2. For those unfamiliar with la Llorona, it is the story of a young woman of humble origins who is abandoned by her lover (and the father of her children) when he decides to marry a more suitable (richer and whiter) lady. In a fit of rage and despair the woman drowns her children and herself. Sometimes the drownings are an act of vengeance to punish her former lover; other times the drownings are an act of desperation when she realizes she and her children have been abandoned. Her remorse and grief over the death of the children turn her into the terrifying spirit that roams Mexico, Latin America, and many southwest regions of the U.S.A.

3. I learned about the performance protest months after the fact but was able to study it via pictures, news clips, as well as audience and participant videos published online.

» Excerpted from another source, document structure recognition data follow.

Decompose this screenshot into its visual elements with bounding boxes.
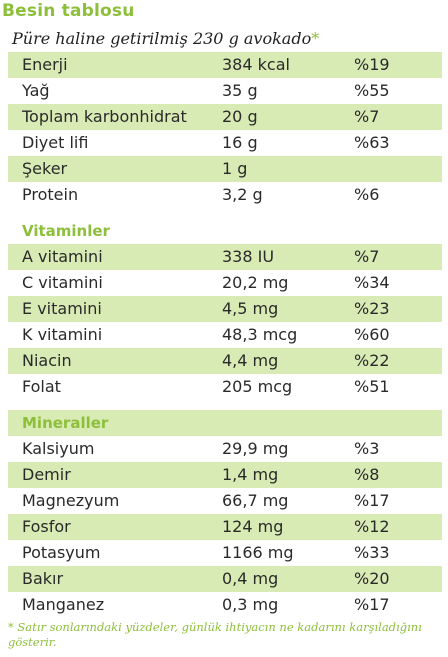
nutrient-amount: 384 kcal bbox=[222, 55, 290, 74]
mineral-amount: 0,3 mg bbox=[222, 595, 279, 614]
vitamin-percent: %7 bbox=[354, 247, 380, 266]
vitamin-amount: 20,2 mg bbox=[222, 273, 289, 292]
nutrient-name: Şeker bbox=[22, 159, 68, 178]
table-row: Bakır 0,4 mg %20 bbox=[8, 566, 442, 592]
table-row: Diyet lifi 16 g %63 bbox=[8, 130, 442, 156]
vitamins-heading: Vitaminler bbox=[22, 222, 110, 240]
vitamin-percent: %34 bbox=[354, 273, 390, 292]
vitamin-name: K vitamini bbox=[22, 325, 103, 344]
mineral-amount: 124 mg bbox=[222, 517, 284, 536]
nutrient-name: Diyet lifi bbox=[22, 133, 89, 152]
nutrient-name: Enerji bbox=[22, 55, 68, 74]
mineral-percent: %33 bbox=[354, 543, 390, 562]
nutrient-percent: %55 bbox=[354, 81, 390, 100]
mineral-amount: 1,4 mg bbox=[222, 465, 279, 484]
mineral-name: Manganez bbox=[22, 595, 105, 614]
table-row: Yağ 35 g %55 bbox=[8, 78, 442, 104]
nutrient-amount: 3,2 g bbox=[222, 185, 263, 204]
mineral-amount: 0,4 mg bbox=[222, 569, 279, 588]
mineral-percent: %17 bbox=[354, 595, 390, 614]
minerals-heading: Mineraller bbox=[8, 410, 442, 436]
nutrients-table: Enerji 384 kcal %19 Yağ 35 g %55 Toplam karb… bbox=[8, 52, 442, 208]
subtitle: Püre haline getirilmiş 230 g avokado* bbox=[12, 29, 319, 48]
mineral-percent: %8 bbox=[354, 465, 380, 484]
nutrient-name: Protein bbox=[22, 185, 79, 204]
nutrient-percent: %19 bbox=[354, 55, 390, 74]
table-row: K vitamini 48,3 mcg %60 bbox=[8, 322, 442, 348]
mineral-name: Kalsiyum bbox=[22, 439, 95, 458]
vitamin-percent: %60 bbox=[354, 325, 390, 344]
table-row: Toplam karbonhidrat 20 g %7 bbox=[8, 104, 442, 130]
subtitle-text: Püre haline getirilmiş 230 g avokado bbox=[12, 29, 312, 48]
mineral-name: Magnezyum bbox=[22, 491, 120, 510]
table-row: Potasyum 1166 mg %33 bbox=[8, 540, 442, 566]
table-row: A vitamini 338 IU %7 bbox=[8, 244, 442, 270]
vitamin-percent: %22 bbox=[354, 351, 390, 370]
minerals-table: Mineraller Kalsiyum 29,9 mg %3 Demir 1,4 mg… bbox=[8, 410, 442, 618]
title: Besin tablosu bbox=[2, 1, 135, 21]
table-row: C vitamini 20,2 mg %34 bbox=[8, 270, 442, 296]
mineral-percent: %12 bbox=[354, 517, 390, 536]
mineral-name: Potasyum bbox=[22, 543, 101, 562]
vitamin-amount: 48,3 mcg bbox=[222, 325, 298, 344]
table-row: Enerji 384 kcal %19 bbox=[8, 52, 442, 78]
vitamin-name: Folat bbox=[22, 377, 61, 396]
vitamins-table: Vitaminler A vitamini 338 IU %7 C vitamini… bbox=[8, 218, 442, 400]
subtitle-asterisk: * bbox=[311, 29, 320, 48]
table-row: Protein 3,2 g %6 bbox=[8, 182, 442, 208]
mineral-percent: %17 bbox=[354, 491, 390, 510]
vitamin-amount: 205 mcg bbox=[222, 377, 293, 396]
vitamin-amount: 4,4 mg bbox=[222, 351, 279, 370]
table-row: Şeker 1 g bbox=[8, 156, 442, 182]
footnote: * Satır sonlarındaki yüzdeler, günlük ih… bbox=[8, 620, 422, 649]
table-row: Manganez 0,3 mg %17 bbox=[8, 592, 442, 618]
vitamin-percent: %23 bbox=[354, 299, 390, 318]
mineral-percent: %20 bbox=[354, 569, 390, 588]
mineral-amount: 66,7 mg bbox=[222, 491, 289, 510]
mineral-amount: 29,9 mg bbox=[222, 439, 289, 458]
mineral-amount: 1166 mg bbox=[222, 543, 294, 562]
nutrient-percent: %63 bbox=[354, 133, 390, 152]
table-row: Demir 1,4 mg %8 bbox=[8, 462, 442, 488]
nutrient-percent: %6 bbox=[354, 185, 380, 204]
mineral-percent: %3 bbox=[354, 439, 380, 458]
vitamin-name: E vitamini bbox=[22, 299, 102, 318]
vitamin-name: C vitamini bbox=[22, 273, 103, 292]
nutrient-amount: 20 g bbox=[222, 107, 258, 126]
table-row: Magnezyum 66,7 mg %17 bbox=[8, 488, 442, 514]
table-row: Fosfor 124 mg %12 bbox=[8, 514, 442, 540]
nutrient-amount: 1 g bbox=[222, 159, 248, 178]
vitamin-name: Niacin bbox=[22, 351, 72, 370]
vitamin-amount: 338 IU bbox=[222, 247, 275, 266]
mineral-name: Fosfor bbox=[22, 517, 71, 536]
table-row: Kalsiyum 29,9 mg %3 bbox=[8, 436, 442, 462]
mineral-name: Demir bbox=[22, 465, 71, 484]
table-row: Folat 205 mcg %51 bbox=[8, 374, 442, 400]
table-row: E vitamini 4,5 mg %23 bbox=[8, 296, 442, 322]
vitamin-percent: %51 bbox=[354, 377, 390, 396]
vitamin-amount: 4,5 mg bbox=[222, 299, 279, 318]
table-row: Niacin 4,4 mg %22 bbox=[8, 348, 442, 374]
nutrient-name: Toplam karbonhidrat bbox=[22, 107, 187, 126]
nutrient-amount: 35 g bbox=[222, 81, 258, 100]
vitamin-name: A vitamini bbox=[22, 247, 103, 266]
nutrient-amount: 16 g bbox=[222, 133, 258, 152]
nutrient-name: Yağ bbox=[22, 81, 50, 100]
nutrient-percent: %7 bbox=[354, 107, 380, 126]
mineral-name: Bakır bbox=[22, 569, 64, 588]
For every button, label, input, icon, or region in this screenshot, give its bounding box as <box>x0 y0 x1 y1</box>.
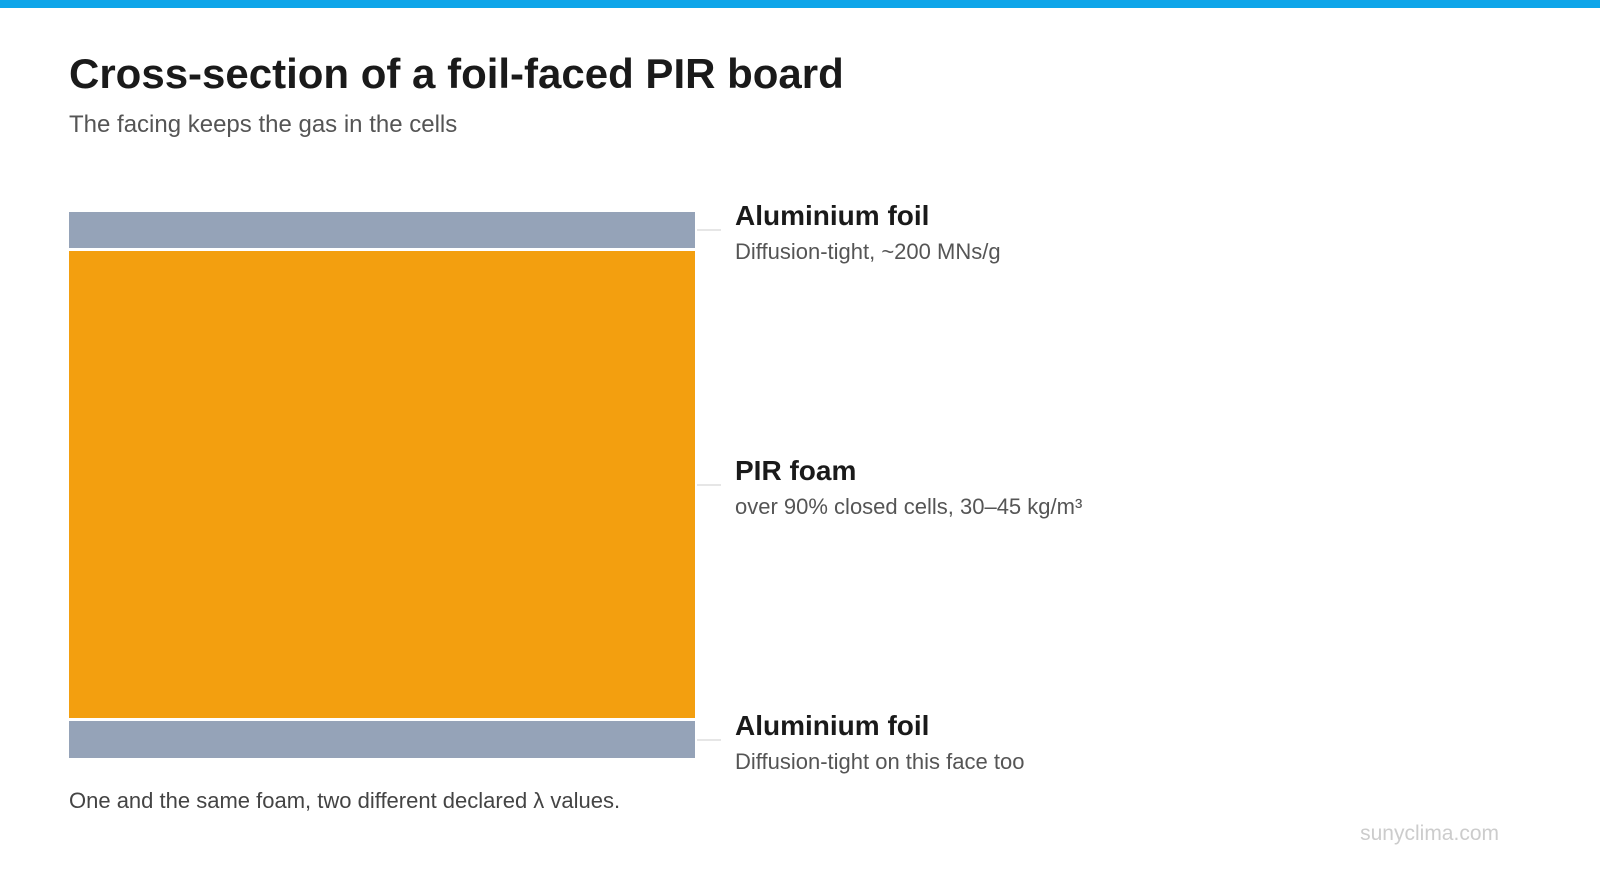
foil-layer <box>69 212 695 248</box>
layer-label: PIR foam <box>735 455 857 486</box>
layer-description: Diffusion-tight on this face too <box>735 749 1025 774</box>
layer-description: Diffusion-tight, ~200 MNs/g <box>735 239 1001 264</box>
foil-layer <box>69 721 695 758</box>
foam-layer <box>69 251 695 718</box>
watermark: sunyclima.com <box>1360 822 1499 845</box>
subtitle: The facing keeps the gas in the cells <box>69 111 458 138</box>
layer-label: Aluminium foil <box>735 710 930 741</box>
layer-label: Aluminium foil <box>735 200 930 231</box>
title: Cross-section of a foil-faced PIR board <box>69 50 844 97</box>
top-bar <box>0 0 1600 8</box>
layer-description: over 90% closed cells, 30–45 kg/m³ <box>735 494 1083 519</box>
footnote: One and the same foam, two different dec… <box>69 788 621 813</box>
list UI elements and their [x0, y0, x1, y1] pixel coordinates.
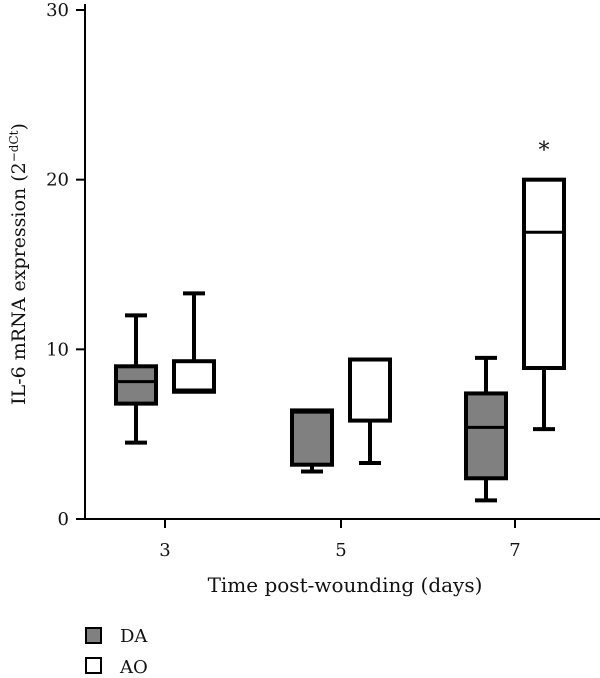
- box-da-3: [114, 313, 158, 445]
- x-tick-label: 7: [509, 540, 520, 561]
- y-tick-label: 10: [46, 339, 69, 360]
- box-body: [290, 408, 334, 467]
- significance-marker: *: [539, 139, 550, 164]
- legend-item-da: DA: [85, 626, 148, 647]
- box-ao-7: [522, 177, 566, 432]
- box-da-5: [290, 408, 334, 474]
- y-axis-label-close: ): [8, 123, 30, 130]
- legend-label-da: DA: [120, 626, 148, 647]
- box-ao-5: [348, 357, 392, 466]
- box-body: [522, 177, 566, 370]
- box-body: [464, 391, 508, 481]
- x-axis-label: Time post-wounding (days): [208, 573, 483, 597]
- box-body: [348, 357, 392, 423]
- y-axis-label-superscript: −dCt: [7, 130, 21, 162]
- y-tick-label: 30: [46, 0, 69, 21]
- box-body: [114, 364, 158, 406]
- y-axis-label-main: IL-6 mRNA expression (2: [8, 162, 30, 405]
- legend-item-ao: AO: [85, 657, 148, 678]
- y-tick-label: 0: [58, 509, 69, 530]
- y-axis-label: IL-6 mRNA expression (2−dCt): [7, 123, 30, 405]
- legend-label-ao: AO: [119, 657, 148, 678]
- svg-text:IL-6 mRNA expression (2−dCt): IL-6 mRNA expression (2−dCt): [7, 123, 30, 405]
- legend-swatch-da: [85, 627, 102, 644]
- box-body: [172, 359, 216, 394]
- plot-area: 0 10 20 30 3 5 7 *: [46, 0, 600, 561]
- x-tick-label: 5: [335, 540, 346, 561]
- box-da-7: [464, 355, 508, 503]
- x-tick-label: 3: [159, 540, 170, 561]
- y-tick-label: 20: [46, 170, 69, 191]
- legend-swatch-ao: [85, 657, 102, 674]
- box-ao-3: [172, 291, 216, 394]
- legend: DA AO: [85, 626, 148, 678]
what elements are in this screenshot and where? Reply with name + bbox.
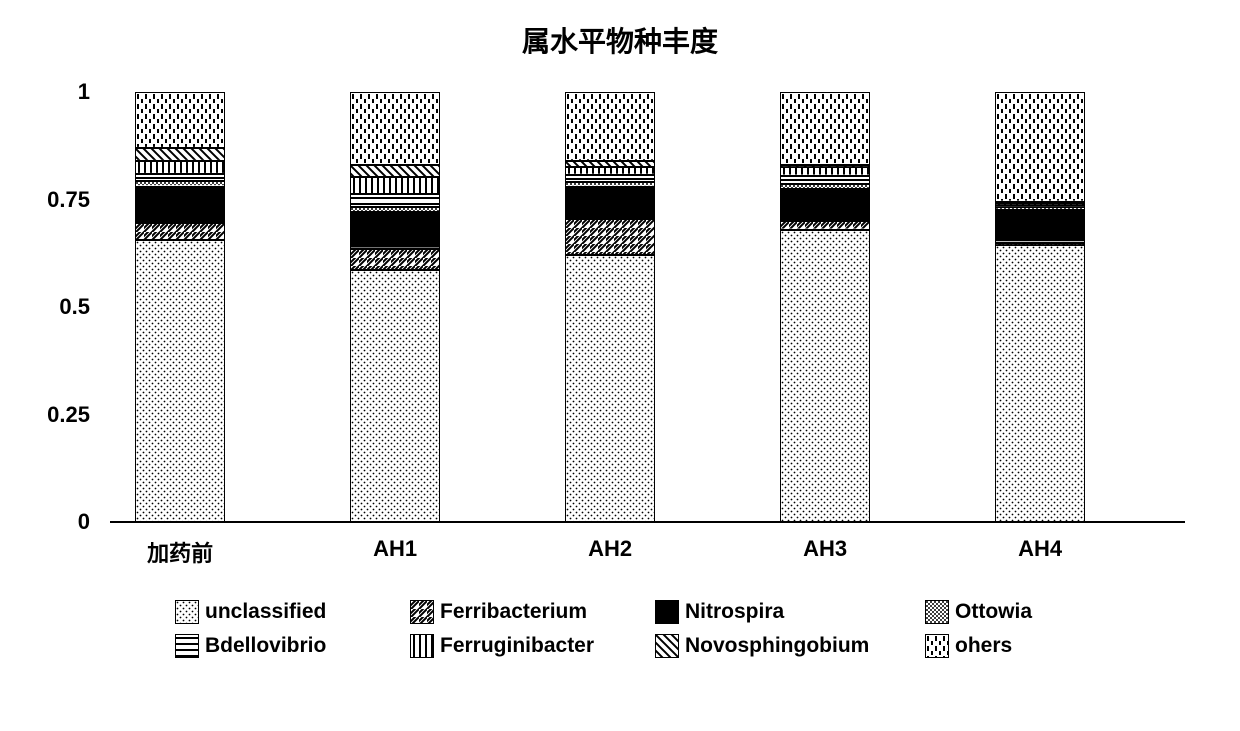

4. The night of their forced disappearance, the forty three students and their classmates commandeered buses with the intent of getting to Mexico City for a yearly march in honor of the 1968 massacre. For unknown reasons, the students from Ayotzinapa were chased and shot at by local police until three of them were tortured and killed (along with three other bystanders) and forty three of the students were arrested and put into police vehicles. The next day, the students were nowhere to be found.

5. U.S. American scholarship about la Llorona is commonly situated within a Chicanx perspective. Books that feature extended discussions on la Llorona such as Domino Renee Perez’s There was a Woman, Debra J. Blake’s Chicana Sexuality and Gender focus their analysis on a Chicanx literary tradition. This is due in part to the growing presence of la Llorona in Chicanx art, literature, and other creative works. Numerous Chicanx writers have contributed to a body of prose that reclaims la Llorona as a Chicanx feminist symbol in response to the legend’s traditional patriarchal functions. The scarcity of scholarship on the Mexican Llorona may leave readers to assume that Llorona stories have gone unchanged in Mexico, remaining traditional patriarchal narratives. The public events analyzed here indicate that la Llorona is dynamic in Mexico as well since her story can question colonial histories and criticize state institutions.

6. All quotes from YouTube videos are originally in Spanish but quoted in English with my translations of the material.

7. My analysis of the Xochimilco play is focused on the 2019 version (where I was present), and the 2018 version (based on videos, promotional material, and news stories I collected).